La Jornada por la Vida se centra en los enfermos y ancianos

El 25 de marzo se celebra la Jornada por la Vida con el lema “La luz de la fe ilumina el atardecer de la Vida”.

Como cada año, los obispos de la Subcomisión Episcopal para la Familia y la Defensa de la Vida han hecho público un mensaje, en el cual realizan una llamada: “Por un mayor cuidado y amor a nuestros enfermos y ancianos”.

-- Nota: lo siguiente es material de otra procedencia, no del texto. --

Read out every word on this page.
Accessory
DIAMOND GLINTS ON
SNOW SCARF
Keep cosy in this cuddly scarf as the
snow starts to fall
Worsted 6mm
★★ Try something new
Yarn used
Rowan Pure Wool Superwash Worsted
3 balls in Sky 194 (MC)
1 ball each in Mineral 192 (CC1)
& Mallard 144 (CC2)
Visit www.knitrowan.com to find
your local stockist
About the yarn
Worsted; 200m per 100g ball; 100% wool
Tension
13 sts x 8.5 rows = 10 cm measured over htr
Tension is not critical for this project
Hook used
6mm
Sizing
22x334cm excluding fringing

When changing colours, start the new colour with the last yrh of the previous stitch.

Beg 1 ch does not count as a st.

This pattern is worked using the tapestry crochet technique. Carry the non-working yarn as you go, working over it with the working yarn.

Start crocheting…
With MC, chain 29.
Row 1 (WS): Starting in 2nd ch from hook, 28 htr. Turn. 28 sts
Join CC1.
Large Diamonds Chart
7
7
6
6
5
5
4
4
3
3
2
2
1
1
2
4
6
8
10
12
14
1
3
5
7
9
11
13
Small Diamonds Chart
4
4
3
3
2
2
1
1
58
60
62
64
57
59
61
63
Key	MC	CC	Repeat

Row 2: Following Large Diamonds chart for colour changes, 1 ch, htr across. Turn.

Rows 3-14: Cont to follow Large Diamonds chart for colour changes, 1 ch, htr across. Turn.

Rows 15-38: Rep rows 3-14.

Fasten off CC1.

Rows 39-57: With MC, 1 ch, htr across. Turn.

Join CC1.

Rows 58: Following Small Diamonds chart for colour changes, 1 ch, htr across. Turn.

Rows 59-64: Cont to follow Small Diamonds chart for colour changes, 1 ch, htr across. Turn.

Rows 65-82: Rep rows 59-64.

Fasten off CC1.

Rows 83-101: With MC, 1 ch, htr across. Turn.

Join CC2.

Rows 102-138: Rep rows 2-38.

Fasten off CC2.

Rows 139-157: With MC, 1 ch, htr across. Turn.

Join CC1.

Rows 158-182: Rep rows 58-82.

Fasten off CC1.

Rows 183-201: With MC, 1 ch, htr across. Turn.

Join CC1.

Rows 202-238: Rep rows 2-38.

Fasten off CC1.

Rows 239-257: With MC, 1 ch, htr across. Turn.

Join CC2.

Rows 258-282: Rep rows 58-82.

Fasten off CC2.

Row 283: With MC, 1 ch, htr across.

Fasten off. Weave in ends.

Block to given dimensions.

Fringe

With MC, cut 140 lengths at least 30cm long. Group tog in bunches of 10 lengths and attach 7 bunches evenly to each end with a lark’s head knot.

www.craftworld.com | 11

En el mismo, hacen referencia a la tarea de quienes se dedican al cuidado de los enfermos y ancianos como un deber de justicia y caridad. “Una exigencia básica y elemental de justicia reclama que ahora cuidemos a nuestros ancianos, y que en el futuro nuestros hijos cuiden de nosotros”, afirman. Igualmente, resaltan la importancia de la fe para esta etapa de la vida, manifestando que “debemos tener en cuenta que la vida en este mundo es el camino a la eternidad, y que el anciano ya ha recorrido un largo trecho”. A esto añaden que “la luz de la fe nos muestra que la vejez es una nueva etapa del recorrido vital, son sus luces y sus sombras, y que la muerte es el paso al encuentro con Cristo”. Además, recuerdan que “hemos de ser conscientes de que el peor problema de los ancianos es la soledad”, por lo que invitan a su acompañamiento y ayudarles a reencontrar el sentido de su vida.